You are viewing a plain text version of this content. The canonical link for it is here.

Posted to user@cassandra.apache.org by Philo Yang <ud...@gmail.com> on 2014/07/31 19:44:36 UTC

select many rows one time or select many times?

Hi all,

I have a cluster of 2.0.6 and one of my tables is like this:
CREATE TABLE word (
  user text,
  word text,
  flag double,
  PRIMARY KEY (user, word)
)

each "user" has about 10000 "word" per node. I have a requirement of
selecting all rows where user='someuser' and word is in a large set whose
size is about 1000 .

In C* document, it is not recommended to use "select ... in" just like:

select from word where user='someuser' and word in ('a','b','aa','ab',...)

So now I select all rows where user='someuser' and filtrate them via client
rather than via C*. Of course, I use Datastax Java Driver to page the
resultset by setFetchSize(1000).  Is it the best way? I found the system's
load is high because of large range query, should I change to select for
only one row each time and select 1000 times?

just like:
select from word where user='someuser' and word = 'a';
select from word where user='someuser' and word = 'b';
select from word where user='someuser' and word = 'c';
.....

Which method will cause lower pressure on Cassandra cluster?

Thanks,
Philo Yang

RE: select many rows one time or select many times?

Posted by Mohammed Guller <mo...@glassbeam.com>.

Did you benchmark these two options:

1)      Select with IN

2)      Select all words and filter in application

Mohammed

From: Philo Yang [mailto:ud1937@gmail.com]
Sent: Thursday, July 31, 2014 10:45 AM
To: user@cassandra.apache.org
Subject: select many rows one time or select many times?

Hi all,

I have a cluster of 2.0.6 and one of my tables is like this:
CREATE TABLE word (
  user text,
  word text,
  flag double,
  PRIMARY KEY (user, word)
)

each "user" has about 10000 "word" per node.
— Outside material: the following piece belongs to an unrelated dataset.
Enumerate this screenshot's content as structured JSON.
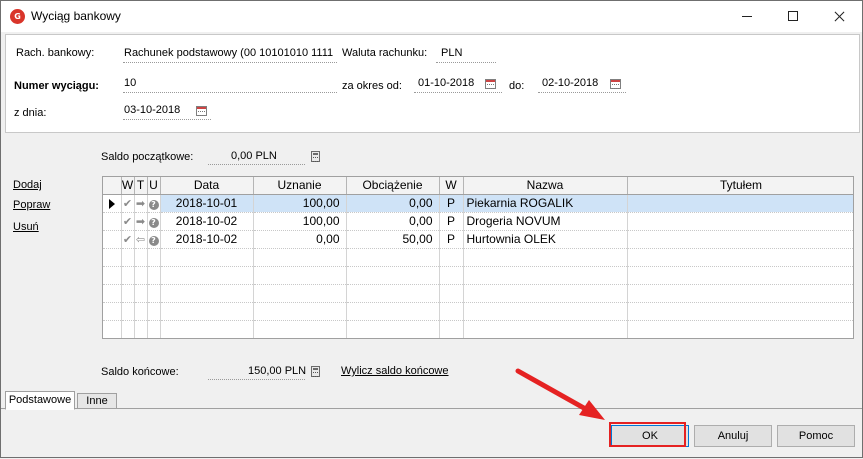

I have a requirement of selecting all rows where user='someuser' and word is in a large set whose size is about 1000 .

In C* document, it is not recommended to use "select ... in" just like:

select from word where user='someuser' and word in ('a','b','aa','ab',...)

So now I select all rows where user='someuser' and filtrate them via client rather than via C*. Of course, I use Datastax Java Driver to page the resultset by setFetchSize(1000).  Is it the best way? I found the system's load is high because of large range query, should I change to select for only one row each time and select 1000 times?

just like:
select from word where user='someuser' and word = 'a';
select from word where user='someuser' and word = 'b';
select from word where user='someuser' and word = 'c';
.....

Which method will cause lower pressure on Cassandra cluster?

Thanks,
Philo Yang

Re: select many rows one time or select many times?

Posted by Jack Krupansky <ja...@basetechnology.com>.

This doesn’t seem like a reasonable use case for Cassandra. I mean, it’s not a typical “database” use case.

-- Jack Krupansky

From: Philo Yang 
Sent: Thursday, July 31, 2014 1:44 PM
To: user@cassandra.apache.org 
Subject: select many rows one time or select many times?

Hi all, 

I have a cluster of 2.0.6 and one of my tables is like this:
CREATE TABLE word (
  user text,
  word text,
  flag double,
  PRIMARY KEY (user, word)
)

each "user" has about 10000 "word" per node. I have a requirement of selecting all rows where user='someuser' and word is in a large set whose size is about 1000 . 

In C* document, it is not recommended to use "select ... in" just like:

select from word where user='someuser' and word in ('a','b','aa','ab',...) 

So now I select all rows where user='someuser' and filtrate them via client rather than via C*. Of course, I use Datastax Java Driver to page the resultset by setFetchSize(1000).  Is it the best way? I found the system's load is high because of large range query, should I change to select for only one row each time and select 1000 times?

just like:
select from word where user='someuser' and word = 'a';
select from word where user='someuser' and word = 'b';

select from word where user='someuser' and word = 'c';

.....

Which method will cause lower pressure on Cassandra cluster?

Thanks, 
Philo Yang

Re: select many rows one time or select many times?

Posted by "Laing, Michael" <mi...@nytimes.com>.

I don't think there is an easy "answer" to this...

A possible approach, based upon the implied dimensions of the problem,
would be to maintain a bloom filter over "words" for each user as a
partition key with the user as clustering key. Then a single query would
efficiently yield the list of users that "may" match and other techniques
could be used to refine that list down to actual matches.

ml


On Thu, Jul 31, 2014 at 10:44 AM, Philo Yang <ud...@gmail.com> wrote:

> Hi all,
>
> I have a cluster of 2.0.6 and one of my tables is like this:
> CREATE TABLE word (
>   user text,
>   word text,
>   flag double,
>   PRIMARY KEY (user, word)
> )
>
> each "user" has about 10000 "word" per node. I have a requirement of
> selecting all rows where user='someuser' and word is in a large set whose
> size is about 1000 .
>
> In C* document, it is not recommended to use "select ... in" just like:
>
> select from word where user='someuser' and word in ('a','b','aa','ab',...)
>
> So now I select all rows where user='someuser' and filtrate them via
> client rather than via C*. Of course, I use Datastax Java Driver to page
> the resultset by setFetchSize(1000).  Is it the best way? I found the
> system's load is high because of large range query, should I change to
> select for only one row each time and select 1000 times?
>
> just like:
> select from word where user='someuser' and word = 'a';
> select from word where user='someuser' and word = 'b';
> select from word where user='someuser' and word = 'c';
> .....
>
> Which method will cause lower pressure on Cassandra cluster?
>
> Thanks,
> Philo Yang
>
>